Trotzdem wurden in der Vergangenheit immer wieder Genehmigungen erteilt. Da gab es auch den Vorwurf der Freunderlwirtschaft Ihnen gegenüber.

Wir haben im Gemeindevorstand in jedem einzelnen Fall über Plus und Minus abgewogen. Mit der Bewilligung der Ferienwohnung von Sebastian Vettel konnten wir etwa einer Lecher Familie helfen und den Bestand ihres Hotels absichern.

Stimmt es, dass es Abwerbeversuche rund um den Formel-1-Star gegeben hat?

Es gibt Aussagen von Tiroler Bürgermeistern, dass Vettel bei ihnen nicht morgen, sondern heute eine Bewilligung für eine Ferienwohnung bekommen würde, wenn wir ihn nicht wollen. Den vierfachen Weltmeister im Dorf zu haben, ist keine Schande. Die eine oder andere Gemeinde würde Vettel sogar eine Mitgift geben. Vettel ist ein sympathischer und bescheidener Gast, der sehr gerne in Lech ist.

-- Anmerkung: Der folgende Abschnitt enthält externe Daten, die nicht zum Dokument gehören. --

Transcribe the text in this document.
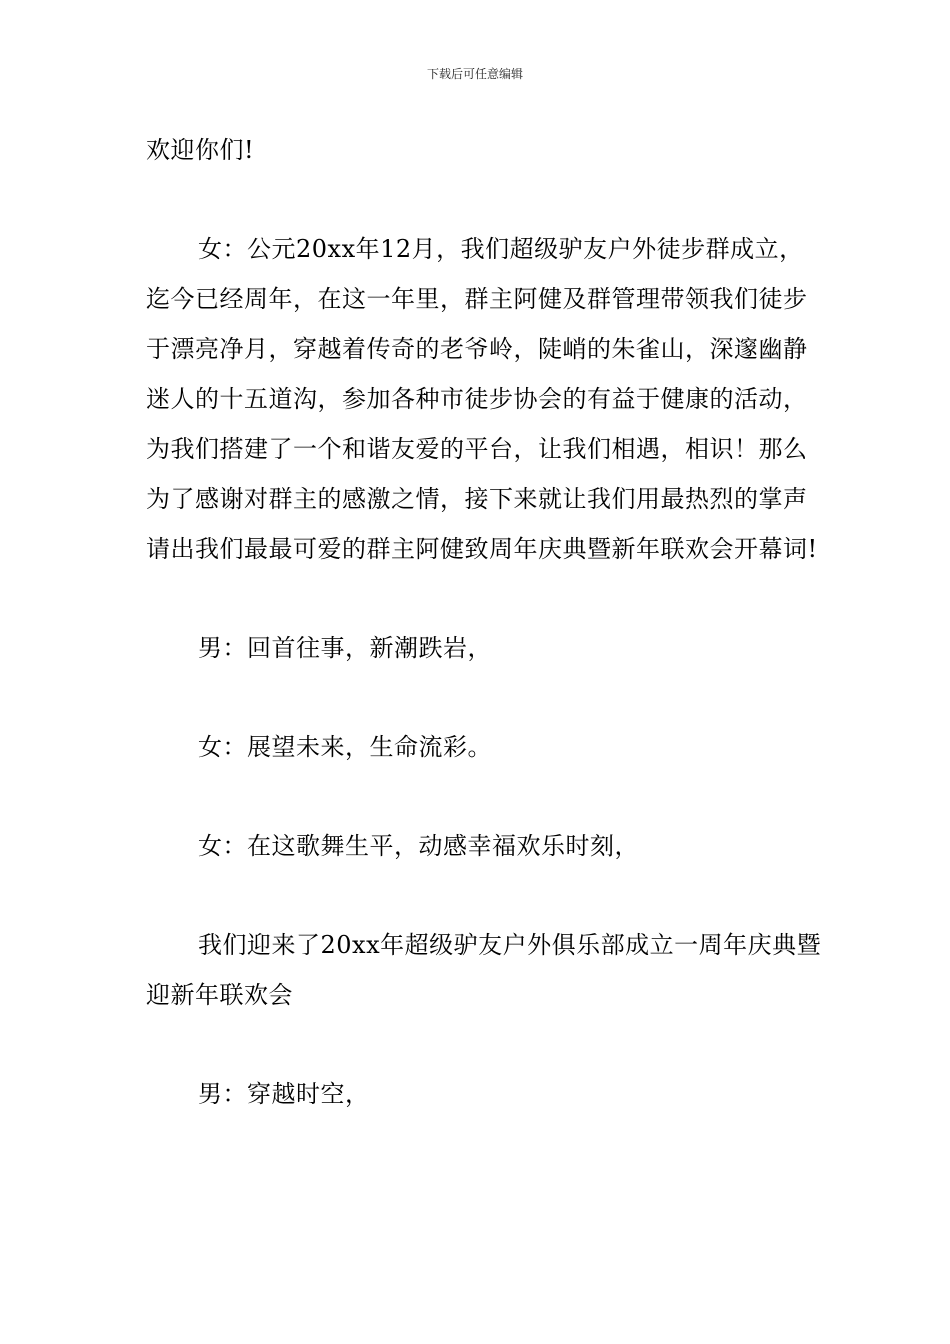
下载后可任意编辑

欢迎你们!

女：公元20xx年12月，我们超级驴友户外徒步群成立，迄今已经周年，在这一年里，群主阿健及群管理带领我们徒步于漂亮净月，穿越着传奇的老爷岭，陡峭的朱雀山，深邃幽静迷人的十五道沟，参加各种市徒步协会的有益于健康的活动，为我们搭建了一个和谐友爱的平台，让我们相遇，相识！那么为了感谢对群主的感激之情，接下来就让我们用最热烈的掌声请出我们最最可爱的群主阿健致周年庆典暨新年联欢会开幕词!

男：回首往事，新潮跌岩，

女：展望未来，生命流彩。

女：在这歌舞生平，动感幸福欢乐时刻，

我们迎来了20xx年超级驴友户外俱乐部成立一周年庆典暨迎新年联欢会

男：穿越时空，
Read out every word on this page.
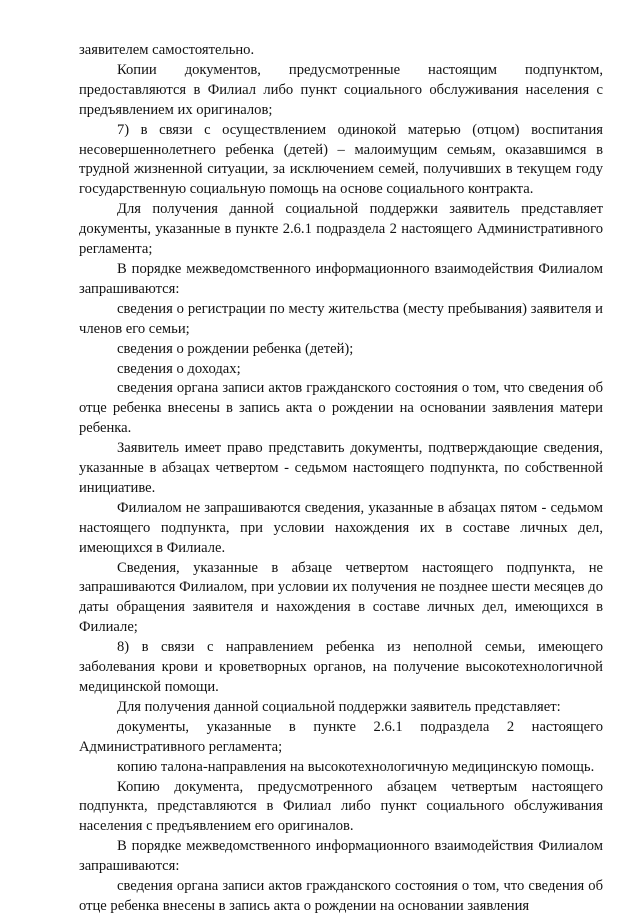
заявителем самостоятельно.

Копии документов, предусмотренные настоящим подпунктом, предоставляются в Филиал либо пункт социального обслуживания населения с предъявлением их оригиналов;

7) в связи с осуществлением одинокой матерью (отцом) воспитания несовершеннолетнего ребенка (детей) – малоимущим семьям, оказавшимся в трудной жизненной ситуации, за исключением семей, получивших в текущем году государственную социальную помощь на основе социального контракта.

Для получения данной социальной поддержки заявитель представляет документы, указанные в пункте 2.6.1 подраздела 2 настоящего Административного регламента;

В порядке межведомственного информационного взаимодействия Филиалом запрашиваются:

сведения о регистрации по месту жительства (месту пребывания) заявителя и членов его семьи;

сведения о рождении ребенка (детей);

сведения о доходах;

сведения органа записи актов гражданского состояния о том, что сведения об отце ребенка внесены в запись акта о рождении на основании заявления матери ребенка.

Заявитель имеет право представить документы, подтверждающие сведения, указанные в абзацах четвертом - седьмом настоящего подпункта, по собственной инициативе.

Филиалом не запрашиваются сведения, указанные в абзацах пятом - седьмом настоящего подпункта, при условии нахождения их в составе личных дел, имеющихся в Филиале.

Сведения, указанные в абзаце четвертом настоящего подпункта, не запрашиваются Филиалом, при условии их получения не позднее шести месяцев до даты обращения заявителя и нахождения в составе личных дел, имеющихся в Филиале;

8) в связи с направлением ребенка из неполной семьи, имеющего заболевания крови и кроветворных органов, на получение высокотехнологичной медицинской помощи.

Для получения данной социальной поддержки заявитель представляет:

документы, указанные в пункте 2.6.1 подраздела 2 настоящего Административного регламента;

копию талона-направления на высокотехнологичную медицинскую помощь.

Копию документа, предусмотренного абзацем четвертым настоящего подпункта, представляются в Филиал либо пункт социального обслуживания населения с предъявлением его оригиналов.

В порядке межведомственного информационного взаимодействия Филиалом запрашиваются:

сведения органа записи актов гражданского состояния о том, что сведения об отце ребенка внесены в запись акта о рождении на основании заявления
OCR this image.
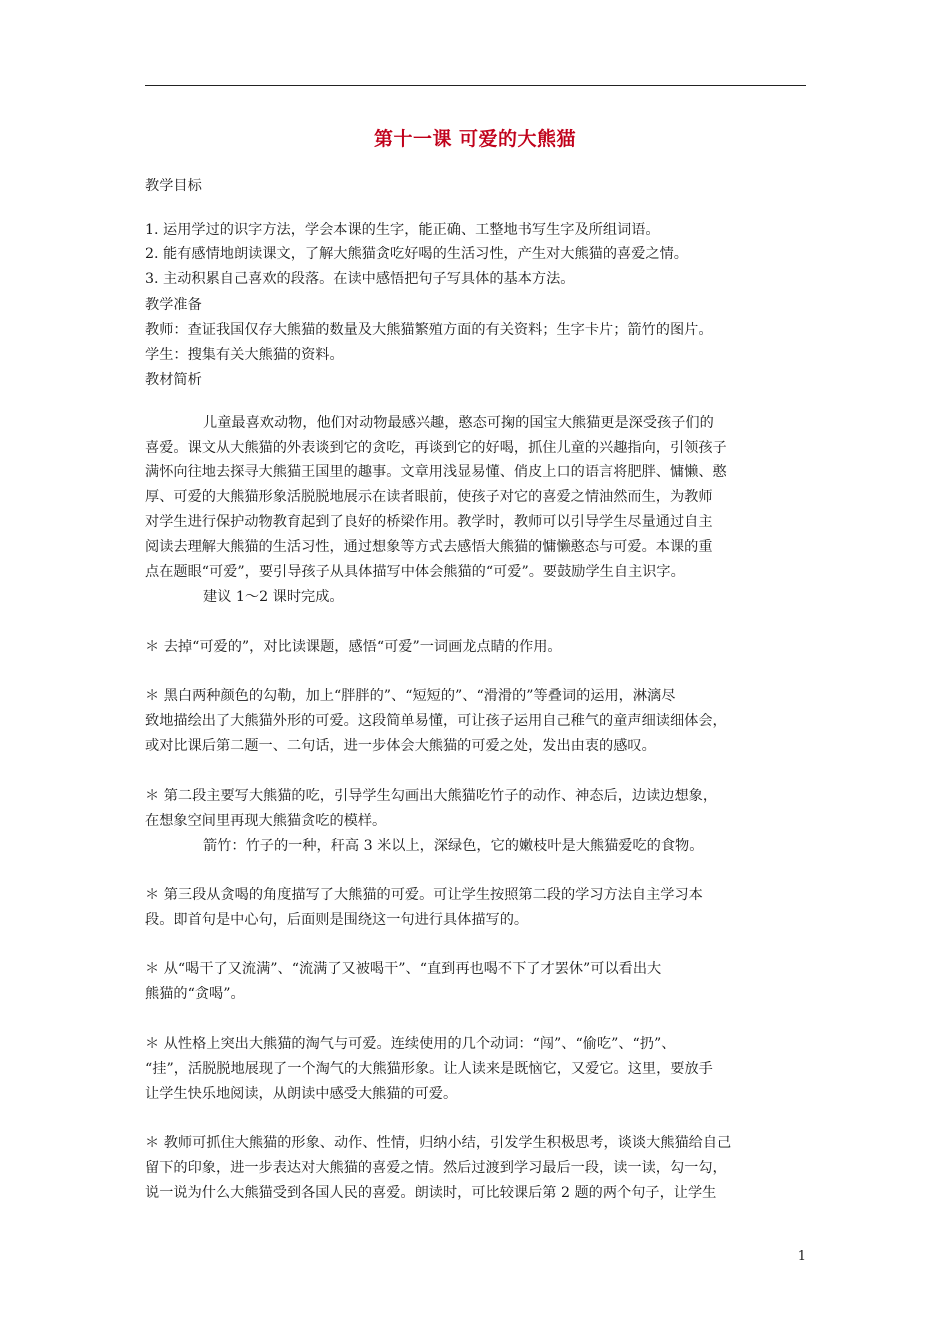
第十一课 可爱的大熊猫
教学目标
1. 运用学过的识字方法，学会本课的生字，能正确、工整地书写生字及所组词语。
2. 能有感情地朗读课文，了解大熊猫贪吃好喝的生活习性，产生对大熊猫的喜爱之情。
3. 主动积累自己喜欢的段落。在读中感悟把句子写具体的基本方法。
教学准备
教师：查证我国仅存大熊猫的数量及大熊猫繁殖方面的有关资料；生字卡片；箭竹的图片。
学生：搜集有关大熊猫的资料。
教材简析
儿童最喜欢动物，他们对动物最感兴趣，憨态可掬的国宝大熊猫更是深受孩子们的
喜爱。课文从大熊猫的外表谈到它的贪吃，再谈到它的好喝，抓住儿童的兴趣指向，引领孩子
满怀向往地去探寻大熊猫王国里的趣事。文章用浅显易懂、俏皮上口的语言将肥胖、慵懒、憨
厚、可爱的大熊猫形象活脱脱地展示在读者眼前，使孩子对它的喜爱之情油然而生，为教师
对学生进行保护动物教育起到了良好的桥梁作用。教学时，教师可以引导学生尽量通过自主
阅读去理解大熊猫的生活习性，通过想象等方式去感悟大熊猫的慵懒憨态与可爱。本课的重
点在题眼“可爱”，要引导孩子从具体描写中体会熊猫的“可爱”。要鼓励学生自主识字。
建议 1～2 课时完成。
＊ 去掉“可爱的”，对比读课题，感悟“可爱”一词画龙点睛的作用。
＊ 黑白两种颜色的勾勒，加上“胖胖的”、“短短的”、“滑滑的”等叠词的运用，淋漓尽
致地描绘出了大熊猫外形的可爱。这段简单易懂，可让孩子运用自己稚气的童声细读细体会，
或对比课后第二题一、二句话，进一步体会大熊猫的可爱之处，发出由衷的感叹。
＊ 第二段主要写大熊猫的吃，引导学生勾画出大熊猫吃竹子的动作、神态后，边读边想象，
在想象空间里再现大熊猫贪吃的模样。
箭竹：竹子的一种，秆高 3 米以上，深绿色，它的嫩枝叶是大熊猫爱吃的食物。
＊ 第三段从贪喝的角度描写了大熊猫的可爱。可让学生按照第二段的学习方法自主学习本
段。即首句是中心句，后面则是围绕这一句进行具体描写的。
＊ 从“喝干了又流满”、“流满了又被喝干”、“直到再也喝不下了才罢休”可以看出大
熊猫的“贪喝”。
＊ 从性格上突出大熊猫的淘气与可爱。连续使用的几个动词：“闯”、“偷吃”、“扔”、
“挂”，活脱脱地展现了一个淘气的大熊猫形象。让人读来是既恼它，又爱它。这里，要放手
让学生快乐地阅读，从朗读中感受大熊猫的可爱。
＊ 教师可抓住大熊猫的形象、动作、性情，归纳小结，引发学生积极思考，谈谈大熊猫给自己
留下的印象，进一步表达对大熊猫的喜爱之情。然后过渡到学习最后一段，读一读，勾一勾，
说一说为什么大熊猫受到各国人民的喜爱。朗读时，可比较课后第 2 题的两个句子，让学生
1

Die Wirtschafts- und Korruptionsstaatsanwaltschaft (WKStA) hat ihre Ermittlungen noch nicht abgeschlossen. „Es konnten noch nicht alle Verfahrensbeteiligten einvernommen werden“, teilt Behördensprecher Norbert Hauser mit. Im Juli werde sich dann zeigen, ob weitere Ermittlungsschritte notwendig sind. Gegen wen sich diese bisher richteten, wird nicht gesagt. Es geht um einen Deal zwischen der Gemeinde Lech und Immobilieninvestor René Benko bzw. dessen Stiftung. Der hat 2011 den baufälligen Berggasthof Schlössle in Lech erworben und später abreißen lassen. Heute steht das luxuriöse „Chalet N“ auf diesem Platz.

Im Vorfeld des Baus soll Benko der Gemeinde 250.000 Euro für eine „zeitlich vernünftige Abwicklung der Genehmigungsverfahren“ geboten haben. So heißt es zumindest im Protokoll einer Gemeindesitzung. In der wurde darüber debattiert, ob Lech auf das Ausjudizieren eines Vorverkaufsrecht beim Schlössle verzichten sollte. Dafür bot Benko ebenfalls 250.000 Euro. Geflossen sind letztlich 500.000 Euro – als Ablösesumme.

Familienbesitz

Nicht bei dieser von großen Diskussionen – unter anderem über das Prozessrisiko – geprägten Sitzung anwesend waren laut Protokoll wegen Befangenheit Bürgermeister Ludwig Muxel und sein Cousin und damaliger Gemeinderat Stefan Muxel. Ihr Familienzweig wollte das „Schlössle“ ursprünglich von einem Verwandten übernehmen, der aber letztlich an Benko verkaufte. Bei dem Berggasthof handelte es sich um das Elternhaus von Ludwig Muxels Vater.